Women like me. They always have. And it’s not a coincidence.
I have spent years perfecting the art of making and maintaining female friendships. It’s not always been easy and I have made many mistakes along the way (sorry again), but I am constantly rewarded by the inspiration, support and community my ladyfriends have to offer. I can’t imagine who I would be today without them, nor do I want to.
So when I hear a woman say that she “doesn’t have any female friends” or that “other girls don’t like her” I call bullshit. Not being able to make or keep female friends means one of two things to me:
- You are acting judgmental, competitive or critical with other women, so they are responding in kind.
- You have been judged, competed with or criticized by women in the past and now you are projecting that trauma onto every new woman you meet.
For women who struggle with these or other challenges, I took the time to compile a few lessons I have learned over the years (usually the hard way) about how to make and keep female friends. Hopefully they will serve you in your path to cultivating the ultimate lady coven of your dreams…
Always ask a woman questions on questions on follow-up questions.
Every time I meet a new woman, especially someone who might have a competitive vibe with me (ie. an exes new girlfriend, a co-worker, etc.) the first thing I do to dispel the weirdness is to get to know her better. I ask about her family and re-use the name of her siblings later in conversation to show that I’ve been listening. I ask about her hobbies and validate them, tell her how much I’ve always wanted to macrame too. I let her share and I hear her.
Always compliment the effort a woman has put into her beauty, not the effortlessness.
No man will ever understand the amount of time and energy that goes into a woman’s beauty regime. So while men will compliment a woman on how “naturally” gorgeous they are, I love complimenting women on the labour that went into looking that way. Her liquid liner. The straightness of her stocking seams. Her blow-dried-then-flat-ironed-then-curled hair. These are the type of compliments that elicit a story, not just a blush and a self-deprecating dodge.

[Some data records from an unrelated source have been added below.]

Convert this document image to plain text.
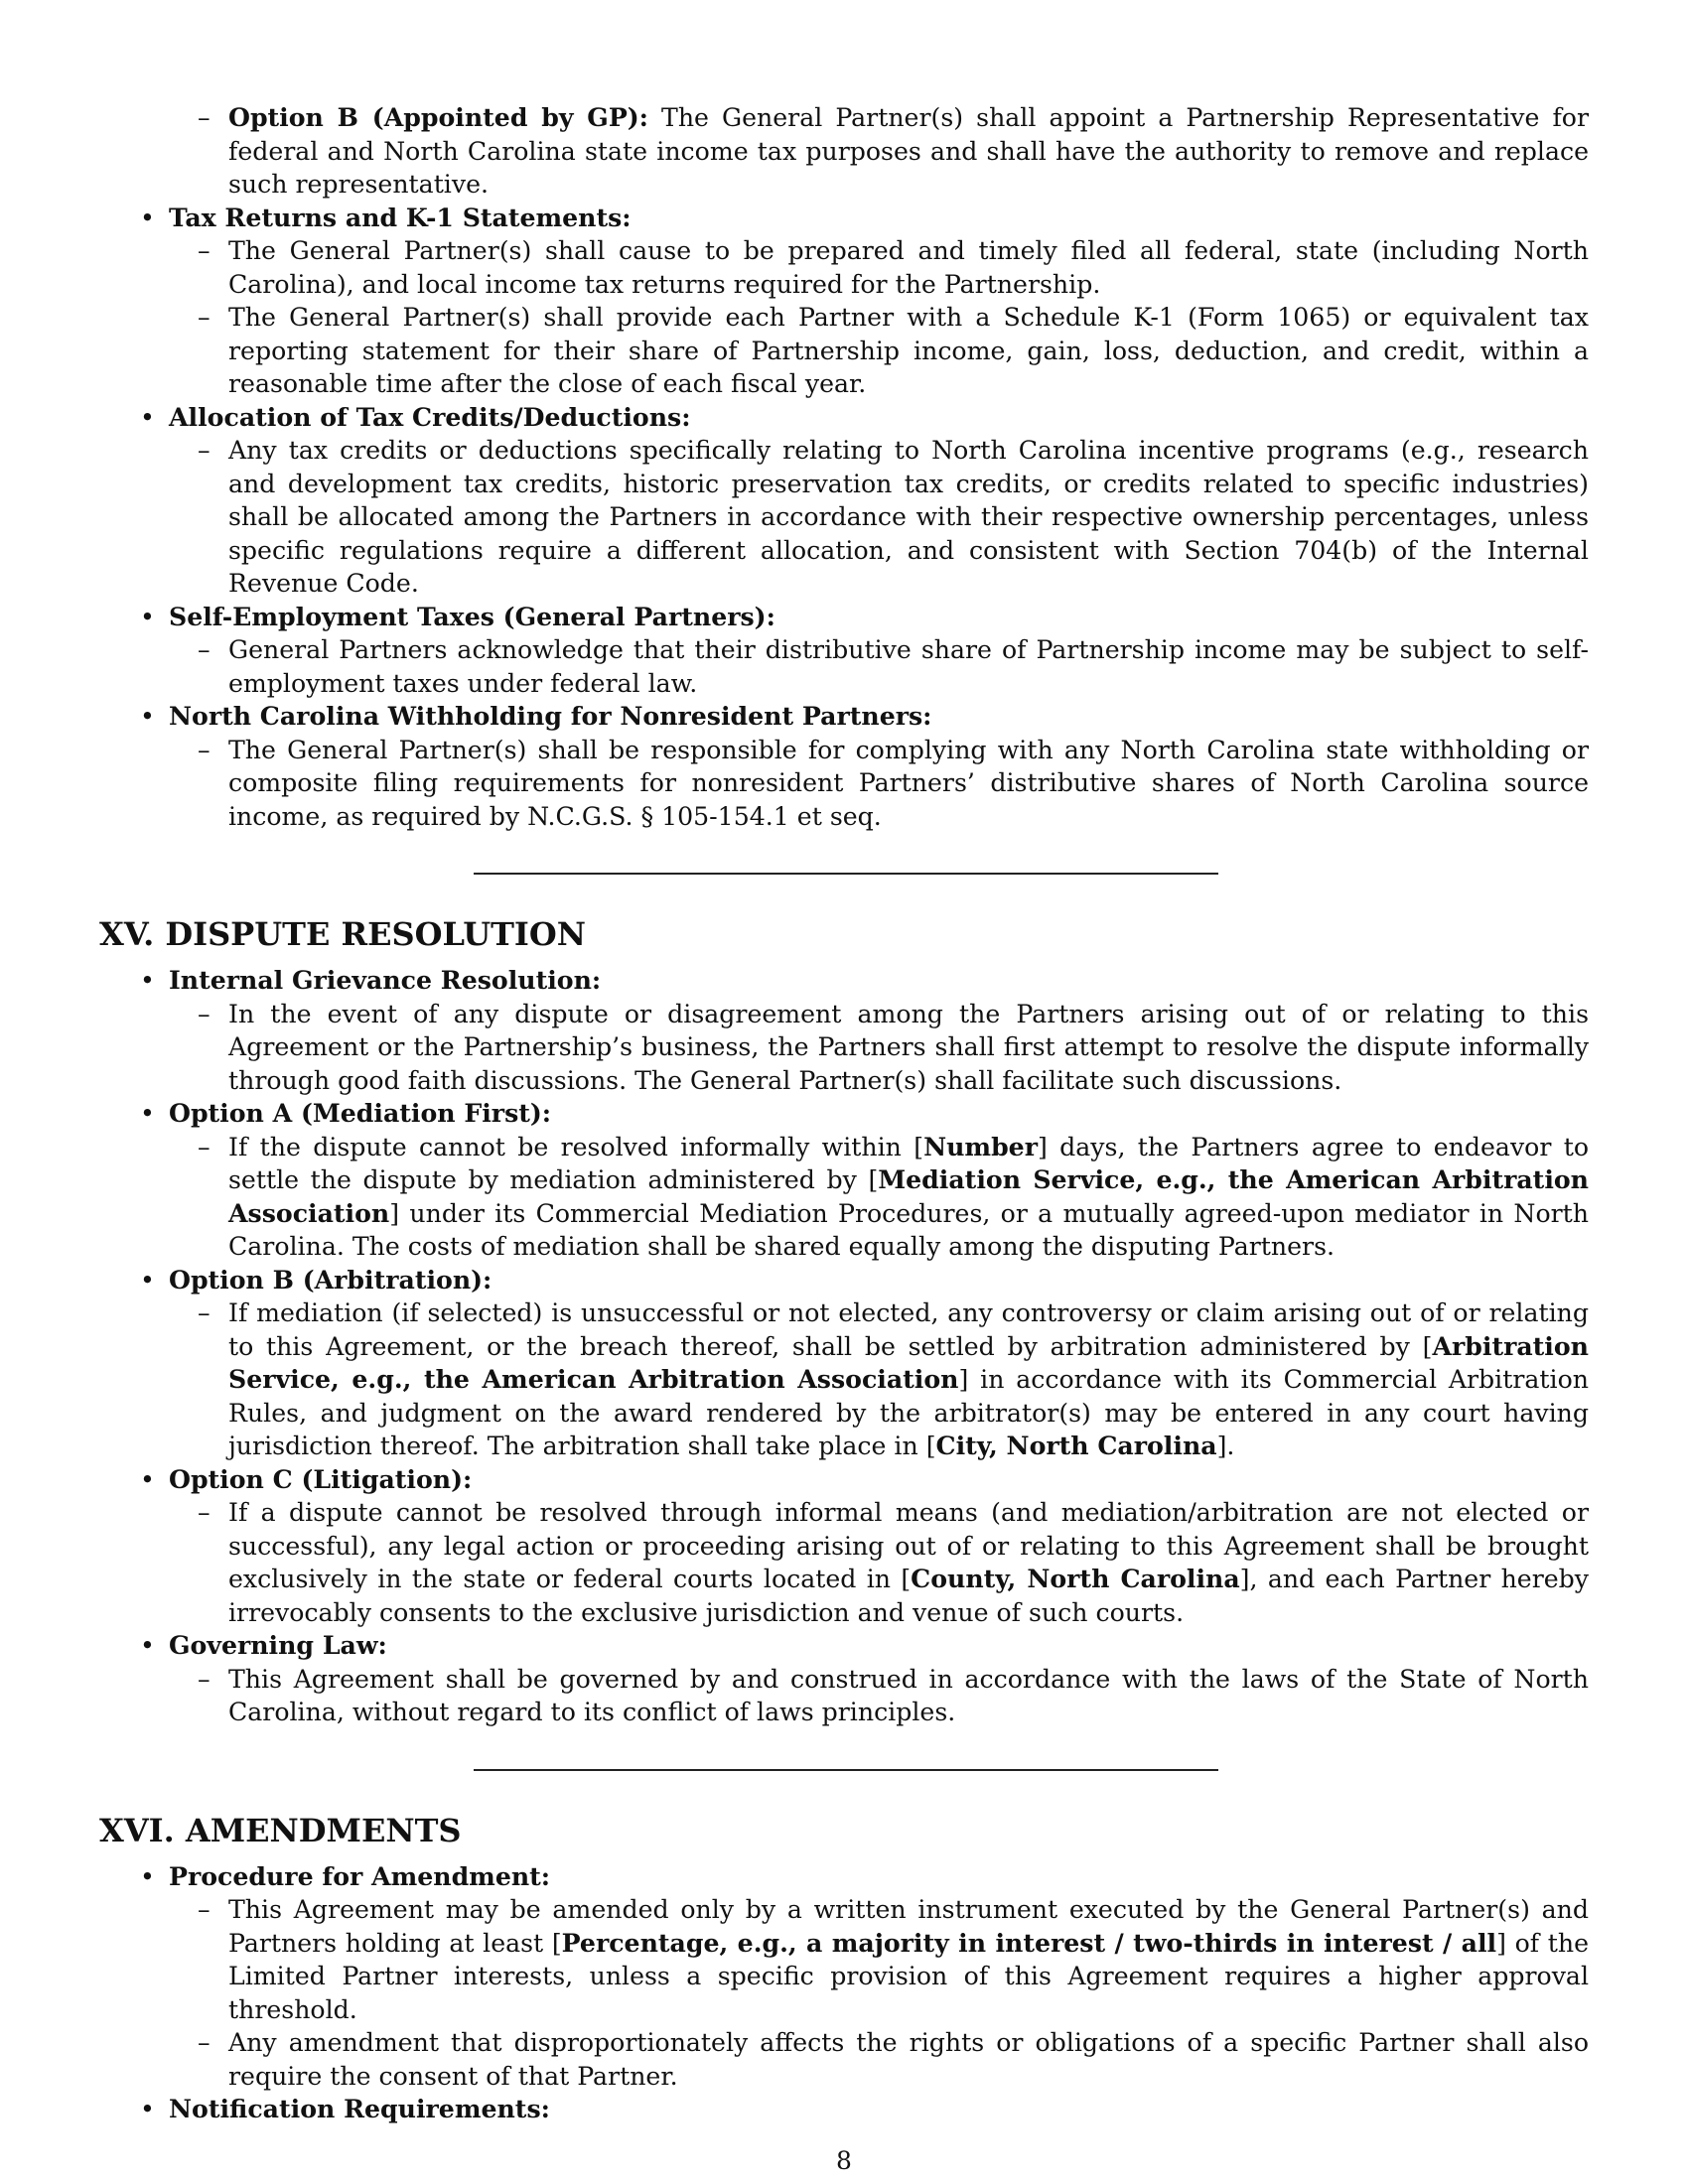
– Option B (Appointed by GP): The General Partner(s) shall appoint a Partnership Representative for federal and North Carolina state income tax purposes and shall have the authority to remove and replace such representative.
• Tax Returns and K-1 Statements:
– The General Partner(s) shall cause to be prepared and timely filed all federal, state (including North Carolina), and local income tax returns required for the Partnership.
– The General Partner(s) shall provide each Partner with a Schedule K-1 (Form 1065) or equivalent tax reporting statement for their share of Partnership income, gain, loss, deduction, and credit, within a reasonable time after the close of each fiscal year.
• Allocation of Tax Credits/Deductions:
– Any tax credits or deductions specifically relating to North Carolina incentive programs (e.g., research and development tax credits, historic preservation tax credits, or credits related to specific industries) shall be allocated among the Partners in accordance with their respective ownership percentages, unless specific regulations require a different allocation, and consistent with Section 704(b) of the Internal Revenue Code.
• Self-Employment Taxes (General Partners):
– General Partners acknowledge that their distributive share of Partnership income may be subject to self-employment taxes under federal law.
• North Carolina Withholding for Nonresident Partners:
– The General Partner(s) shall be responsible for complying with any North Carolina state withholding or composite filing requirements for nonresident Partners’ distributive shares of North Carolina source income, as required by N.C.G.S. § 105-154.1 et seq.
XV. DISPUTE RESOLUTION
• Internal Grievance Resolution:
– In the event of any dispute or disagreement among the Partners arising out of or relating to this Agreement or the Partnership’s business, the Partners shall first attempt to resolve the dispute informally through good faith discussions. The General Partner(s) shall facilitate such discussions.
• Option A (Mediation First):
– If the dispute cannot be resolved informally within [Number] days, the Partners agree to endeavor to settle the dispute by mediation administered by [Mediation Service, e.g., the American Arbitration Association] under its Commercial Mediation Procedures, or a mutually agreed-upon mediator in North Carolina. The costs of mediation shall be shared equally among the disputing Partners.
• Option B (Arbitration):
– If mediation (if selected) is unsuccessful or not elected, any controversy or claim arising out of or relating to this Agreement, or the breach thereof, shall be settled by arbitration administered by [Arbitration Service, e.g., the American Arbitration Association] in accordance with its Commercial Arbitration Rules, and judgment on the award rendered by the arbitrator(s) may be entered in any court having jurisdiction thereof. The arbitration shall take place in [City, North Carolina].
• Option C (Litigation):
– If a dispute cannot be resolved through informal means (and mediation/arbitration are not elected or successful), any legal action or proceeding arising out of or relating to this Agreement shall be brought exclusively in the state or federal courts located in [County, North Carolina], and each Partner hereby irrevocably consents to the exclusive jurisdiction and venue of such courts.
• Governing Law:
– This Agreement shall be governed by and construed in accordance with the laws of the State of North Carolina, without regard to its conflict of laws principles.
XVI. AMENDMENTS
• Procedure for Amendment:
– This Agreement may be amended only by a written instrument executed by the General Partner(s) and Partners holding at least [Percentage, e.g., a majority in interest / two-thirds in interest / all] of the Limited Partner interests, unless a specific provision of this Agreement requires a higher approval threshold.
– Any amendment that disproportionately affects the rights or obligations of a specific Partner shall also require the consent of that Partner.
• Notification Requirements:
8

Never talk about food, diets or body issues.
Save these conversations for your therapist or your personal trainer. Your BFF does not want to hear about your new detox diet or how gluten makes you bloated or how you gained 10 lbs in the last 24 hours. Saying any of these things runs the risk of triggering in your friend a negative spiral of self-talk that will cause her to either feel superior or inferior to you (“Why can’t I detox?” “Is gluten the devil?” “Thank god I didn’t gain 10 lbs”, etc.). And nobody wants these kind of competitive, comparative thoughts between friends. AVOID.
Always confront your conflicts directly, grown-ass-woman-style.
It is inevitable that conflict between friends will arise. The challenge when you sense this tension, is to speak it’s name. I like to start by sharing my interpretation of a situation and then asking whether or not my perspective is accurate for her. Eg) “I felt like our texts last night ended abruptly, did I say something that pissed you off?” This gives her the chance to share her perspective while acknowledging the possibility that you may have misinterpreted. In the end, working through conflicts with friends gives you a chance to grow as a human, to become better. If your friends are worthy, they’ll understand that and want to help you be your best self.
Always give your friends specific, positive feedback…because how else will they know?
A while ago I realized that I give my coworkers positive feedback every single day. It’s just part of our working culture to acknowledge and validate each others’ strengths and accomplishments. But I never did this for my friends. So I started. Now I try to tell my friends as often as I can what exactly I think they’re great at, why I think they’re great at it and how their unique skills and assets contribute to my life in a positive way.